La sífilis podía producir alopecia, afasia, daños cerebrales, parálisis e incluso y demencia. Quienes la padecían solían sufrir, además, horribles dolores en los huesos. Durante los siglos XVII y XVIII se creyó que el mercurio, el arsénico y el azufre eran un tratamiento efectivo, pero el remedio era peor que la enfermedad, llegando a producir graves efectos secundarios y muertes por envenenamiento.
Durante el siglo XIX se impuso en España una medicina higienisita que abogaba por extender la higiene a todos los ámbitos de la vida humana, incluida la moralidad, y la profilaxis como método para evitar la expansión de ciertas enfermedades.

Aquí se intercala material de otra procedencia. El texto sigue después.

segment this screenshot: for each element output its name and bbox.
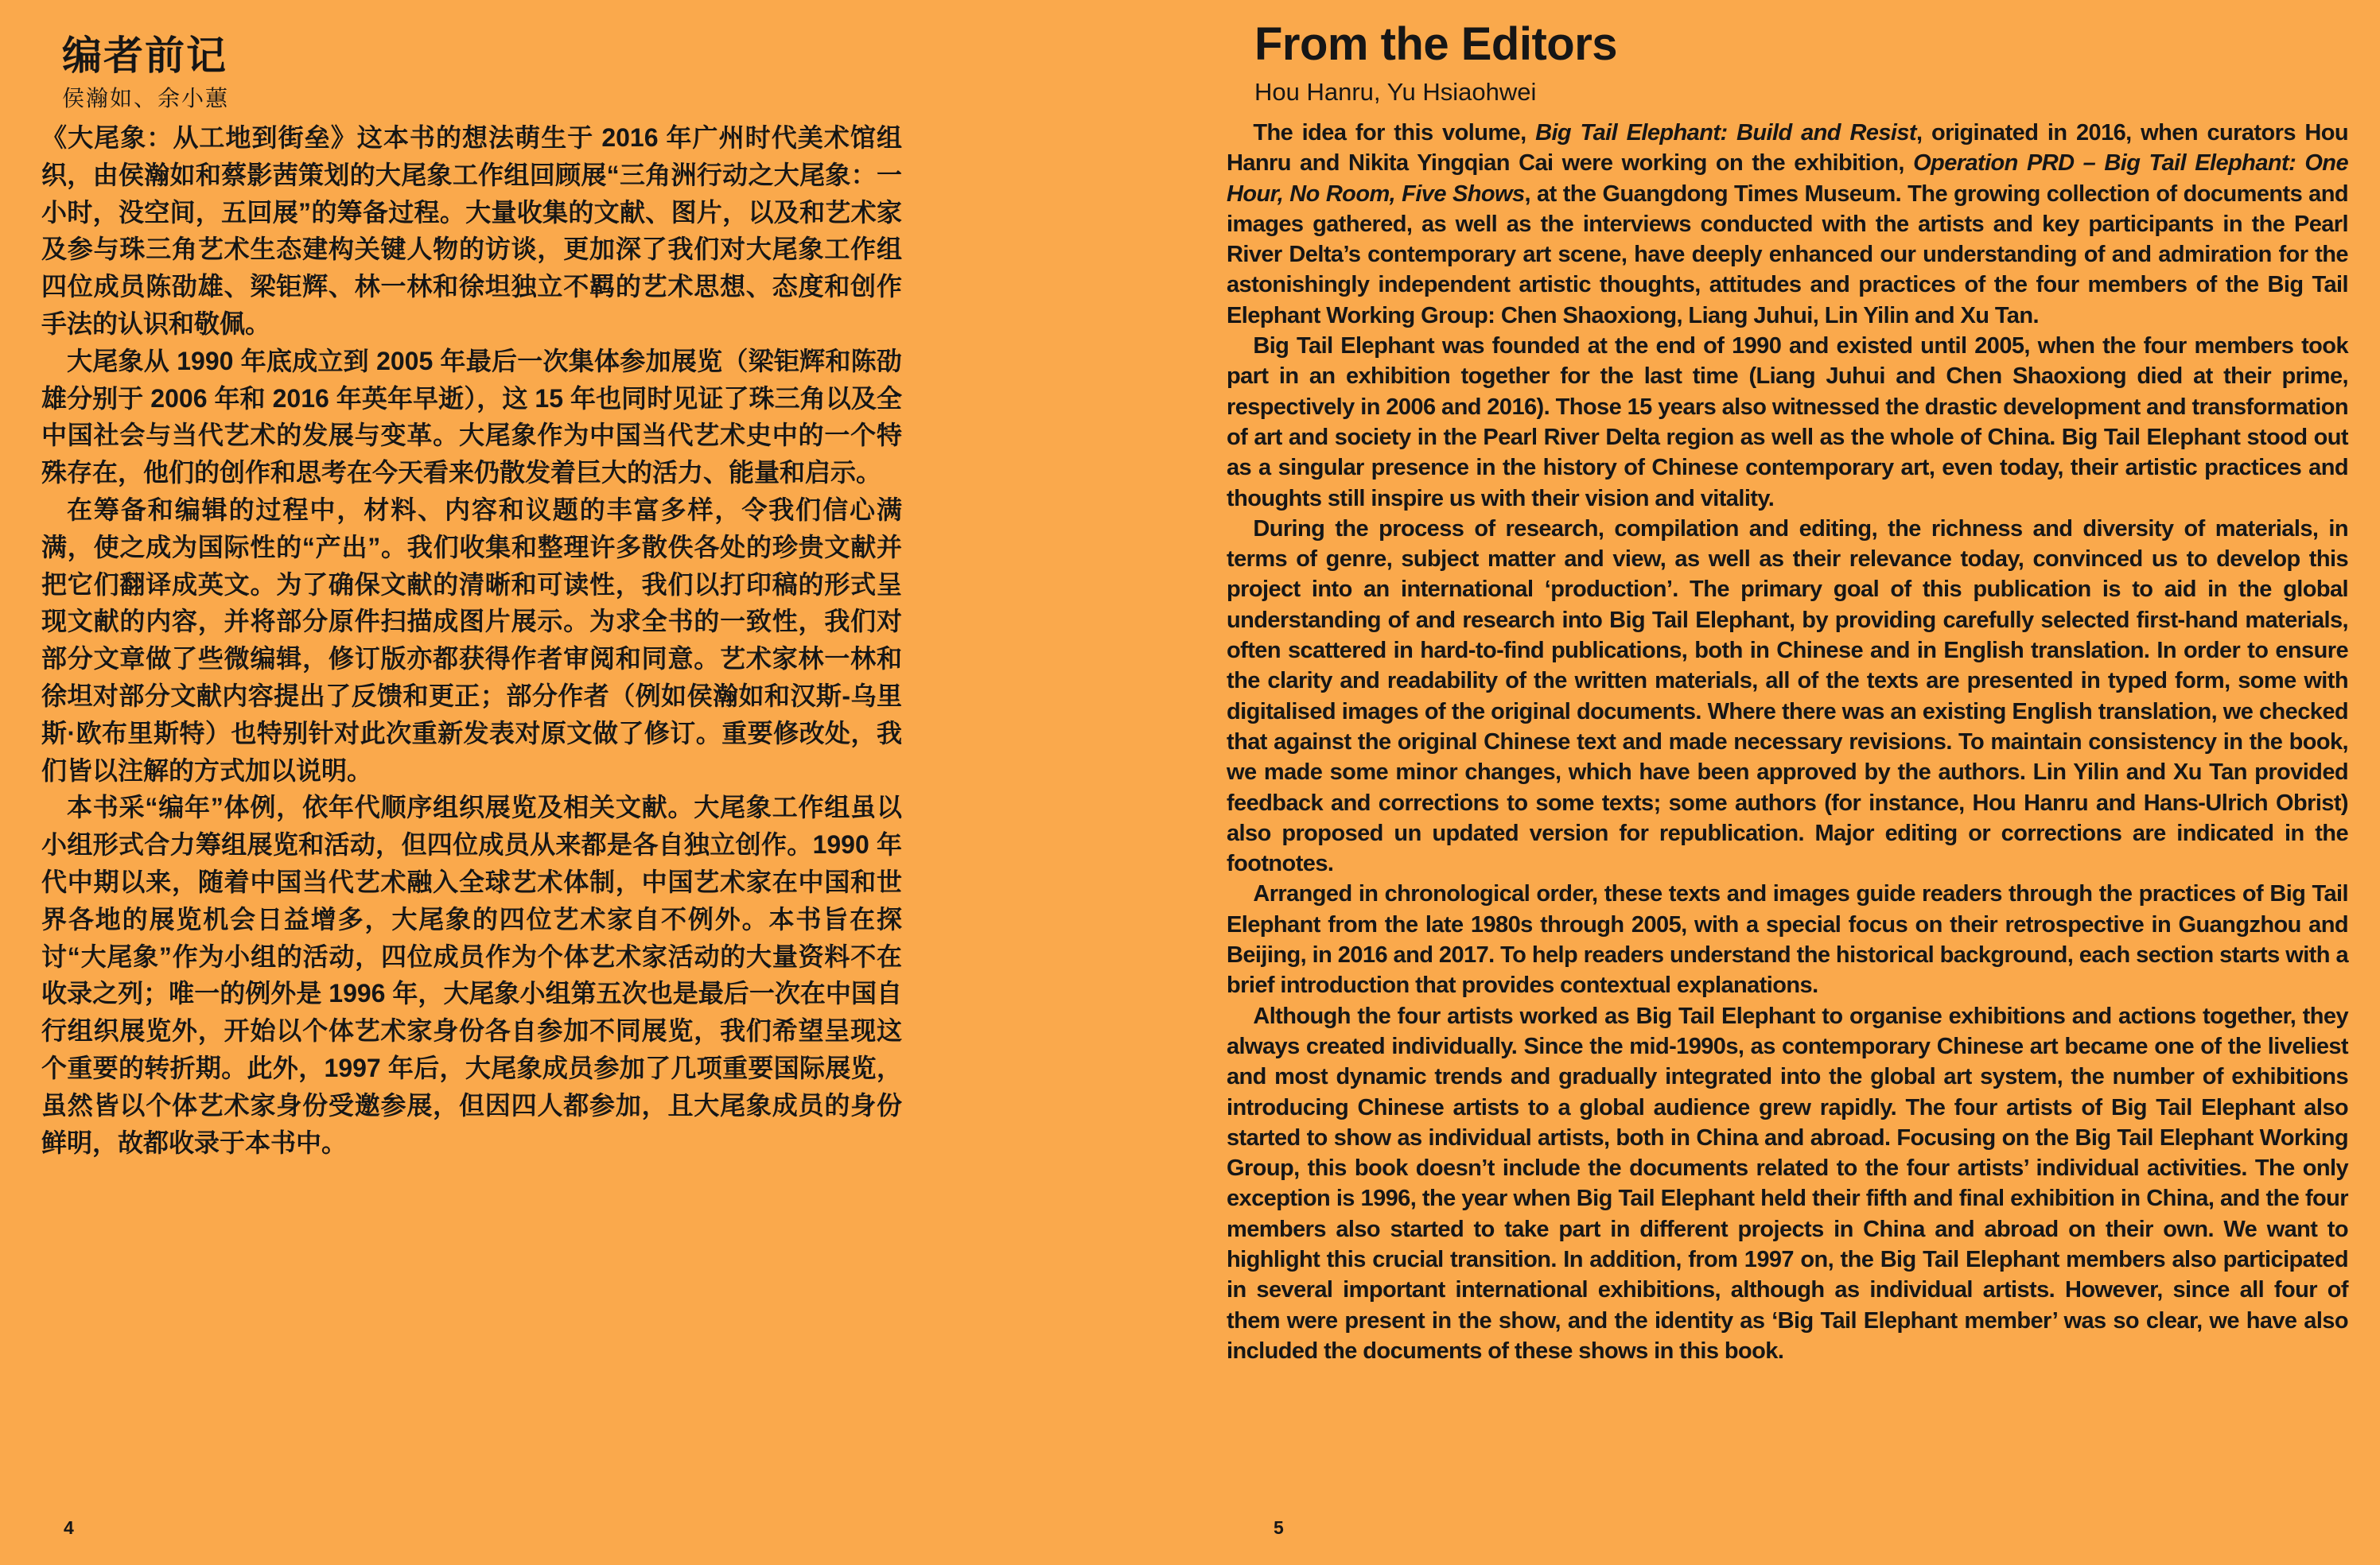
italic-text: Big Tail Elephant: Build and Resist — [1535, 120, 1917, 146]
body-text: During the process of research, compilation and editing, the richness and diversity of materials, in terms of genre, subject matter and view, as well as their relevance today, convinced us to develop this project into an international ‘production’. The primary goal of this publication is to aid in the global understanding of and research into Big Tail Elephant, by providing carefully selected first-hand materials, often scattered in hard-to-find publications, both in Chinese and in English translation. In order to ensure the clarity and readability of the written materials, all of the texts are presented in typed form, some with digitalised images of the original documents. Where there was an existing English translation, we checked that against the original Chinese text and made necessary revisions. To maintain consistency in the book, we made some minor changes, which have been approved by the authors. Lin Yilin and Xu Tan provided feedback and corrections to some texts; some authors (for instance, Hou Hanru and Hans-Ulrich Obrist) also proposed un updated version for republication. Major editing or corrections are indicated in the footnotes. — [1227, 515, 2348, 877]
paragraph: 大尾象从 1990 年底成立到 2005 年最后一次集体参加展览（梁钜辉和陈劭雄分别于 2006 年和 2016 年英年早逝），这 15 年也同时见证了珠三角以及全中国社会与当代艺术的发展与变革。大尾象作为中国当代艺术史中的一个特殊存在，他们的创作和思考在今天看来仍散发着巨大的活力、能量和启示。 — [41, 346, 902, 487]
paragraph — [1227, 118, 2348, 331]
body-text: , at the Guangdong Times Museum. The growing collection of documents and images gathered, as well as the interviews conducted with the artists and key participants in the Pearl River Delta’s contemporary art scene, have deeply enhanced our understanding of and admiration for the astonishingly independent artistic thoughts, attitudes and practices of the four members of the Big Tail Elephant Working Group: Chen Shaoxiong, Liang Juhui, Lin Yilin and Xu Tan. — [1227, 181, 2348, 328]
paragraph: 《大尾象：从工地到街垒》这本书的想法萌生于 2016 年广州时代美术馆组织，由侯瀚如和蔡影茜策划的大尾象工作组回顾展“三角洲行动之大尾象：一小时，没空间，五回展”的筹备过程。大量收集的文献、图片，以及和艺术家及参与珠三角艺术生态建构关键人物的访谈，更加深了我们对大尾象工作组四位成员陈劭雄、梁钜辉、林一林和徐坦独立不羁的艺术思想、态度和创作手法的认识和敬佩。 — [41, 123, 902, 338]
left-page-body — [41, 119, 902, 1161]
left-page-title: 编者前记 — [62, 33, 228, 78]
paragraph: 本书采“编年”体例，依年代顺序组织展览及相关文献。大尾象工作组虽以小组形式合力筹组展览和活动，但四位成员从来都是各自独立创作。1990 年代中期以来，随着中国当代艺术融入全球艺术体制，中国艺术家在中国和世界各地的展览机会日益增多，大尾象的四位艺术家自不例外。本书旨在探讨“大尾象”作为小组的活动，四位成员作为个体艺术家活动的大量资料不在收录之列；唯一的例外是 1996 年，大尾象小组第五次也是最后一次在中国自行组织展览外，开始以个体艺术家身份各自参加不同展览，我们希望呈现这个重要的转折期。此外，1997 年后，大尾象成员参加了几项重要国际展览，虽然皆以个体艺术家身份受邀参展，但因四人都参加，且大尾象成员的身份鲜明，故都收录于本书中。 — [41, 793, 902, 1157]
body-text: The idea for this volume, — [1253, 120, 1536, 146]
left-page-number: 4 — [64, 1517, 74, 1538]
body-text: Big Tail Elephant was founded at the end of 1990 and existed until 2005, when the four members took part in an exhibition together for the last time (Liang Juhui and Chen Shaoxiong died at their prime, respectively in 2006 and 2016). Those 15 years also witnessed the drastic development and transformation of art and society in the Pearl River Delta region as well as the whole of China. Big Tail Elephant stood out as a singular presence in the history of Chinese contemporary art, even today, their artistic practices and thoughts still inspire us with their vision and vitality. — [1227, 333, 2348, 511]
right-page-body — [1227, 118, 2348, 1366]
body-text: Arranged in chronological order, these texts and images guide readers through the practices of Big Tail Elephant from the late 1980s through 2005, with a special focus on their retrospective in Guangzhou and Beijing, in 2016 and 2017. To help readers understand the historical background, each section starts with a brief introduction that provides contextual explanations. — [1227, 881, 2348, 999]
paragraph — [1227, 879, 2348, 1000]
right-page-title: From the Editors — [1254, 18, 1618, 70]
body-text: , originated in 2016, when curators Hou Hanru and Nikita Yingqian Cai were working on the exhibition, — [1227, 120, 2349, 177]
body-text: Although the four artists worked as Big Tail Elephant to organise exhibitions and actions together, they always created individually. Since the mid-1990s, as contemporary Chinese art became one of the liveliest and most dynamic trends and gradually integrated into the global art system, the number of exhibitions introducing Chinese artists to a global audience grew rapidly. The four artists of Big Tail Elephant also started to show as individual artists, both in China and abroad. Focusing on the Big Tail Elephant Working Group, this book doesn’t include the documents related to the four artists’ individual activities. The only exception is 1996, the year when Big Tail Elephant held their fifth and final exhibition in China, and the four members also started to take part in different projects in China and abroad on their own. We want to highlight this crucial transition. In addition, from 1997 on, the Big Tail Elephant members also participated in several important international exhibitions, although as individual artists. However, since all four of them were present in the show, and the identity as ‘Big Tail Elephant member’ was so clear, we have also included the documents of these shows in this book. — [1227, 1003, 2348, 1364]
left-page-authors: 侯瀚如、余小蕙 — [62, 86, 230, 111]
italic-text: Operation PRD – Big Tail Elephant: One Hour, No Room, Five Shows — [1227, 150, 2348, 207]
right-page-authors: Hou Hanru, Yu Hsiaohwei — [1254, 78, 1537, 106]
paragraph — [1227, 1001, 2348, 1367]
paragraph — [1227, 514, 2348, 880]
paragraph — [1227, 331, 2348, 514]
right-page-number: 5 — [1274, 1517, 1284, 1538]
paragraph: 在筹备和编辑的过程中，材料、内容和议题的丰富多样，令我们信心满满，使之成为国际性的“产出”。我们收集和整理许多散佚各处的珍贵文献并把它们翻译成英文。为了确保文献的清晰和可读性，我们以打印稿的形式呈现文献的内容，并将部分原件扫描成图片展示。为求全书的一致性，我们对部分文章做了些微编辑，修订版亦都获得作者审阅和同意。艺术家林一林和徐坦对部分文献内容提出了反馈和更正；部分作者（例如侯瀚如和汉斯-乌里斯·欧布里斯特）也特别针对此次重新发表对原文做了修订。重要修改处，我们皆以注解的方式加以说明。 — [41, 495, 902, 785]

Estas medidas sanitarias comenzaron a dar fruto en el control de las epidemias que causaron una enorme mortalidad en la España de la época donde, hacia 1870, la esperanza de vida era tan sólo de 29 años.
Las causas generadoras de la prostitución y sus efectos sobre la población, fueron una de las principales preocupaciones de estos médicos higienistas, que intentaban aminorar las consecuencias de enfermedades como la temida sífilis.
Doctores como el también alcalde Francisco Méndez Álvaro, ayudaron a tomar conciencia de la necesidad de un cambio social que implicaba una mejora de la calidad de vida de las clases más desfavorecidas y marginadas, así como del tratamiento de sus enfermedades, entre las que no solamente se econtraban las afecciones venéreas, sino también la tuberculosis y el alcoholismo… todas ellas enfermedades malditas para la sociedad y objetivo prioritario de la Higiene Pública en su lucha contra la mortalidad y por la mejora de las condiciones de vida de los madrileños.
Entre las obligaciones de estos médicos estaban el reconocimiento y tratamiento de las prostitutas y hombres contagiados en dispensarios antivenéreos, de forma gratuita y por separado. Uno de esos centros fue este Dispensario Azúa, ubicado en el nº 4 de la Calle Segovia, que en la actualidad funciona como Centro de Salud.
Inaugurado en 1924, se convirtió en centro de referencia para el resto de España en el tratamiento de enfermedades de transmisión sexual y uno de los mejores a nivel internacional.
La entrada de mujeres se efectuaba por la Calle Segovia y la de hombres por la Calle Letamendi. Su actividad fue incesante desde el inicio y, en 1925, llegaron a atenderse a 58.755 hombres y 18.513 mujeres, cifras que fueron incrementándose los años siguientes, en un momento en el que la salud sexual brillaba por su ausencia en Europa como consecuencia de la I Guerra Mundial.
Aunque, a partir de 1941, los pacientes de este tipo de enfermedades pueden salvar sus vidas gracias al tratamiento antibiótico a base de penicilina, cortesía de sir Alexander Fleming, hoy en día en España se siguen contagiando al año 8 de cada 100.000 habitantes, según el Instituto de Salud Carlos III... lo que indica que no existe mejor tratamiento en la prevención de las ETS que la educación, porque siempre será mejor prevenir que curar.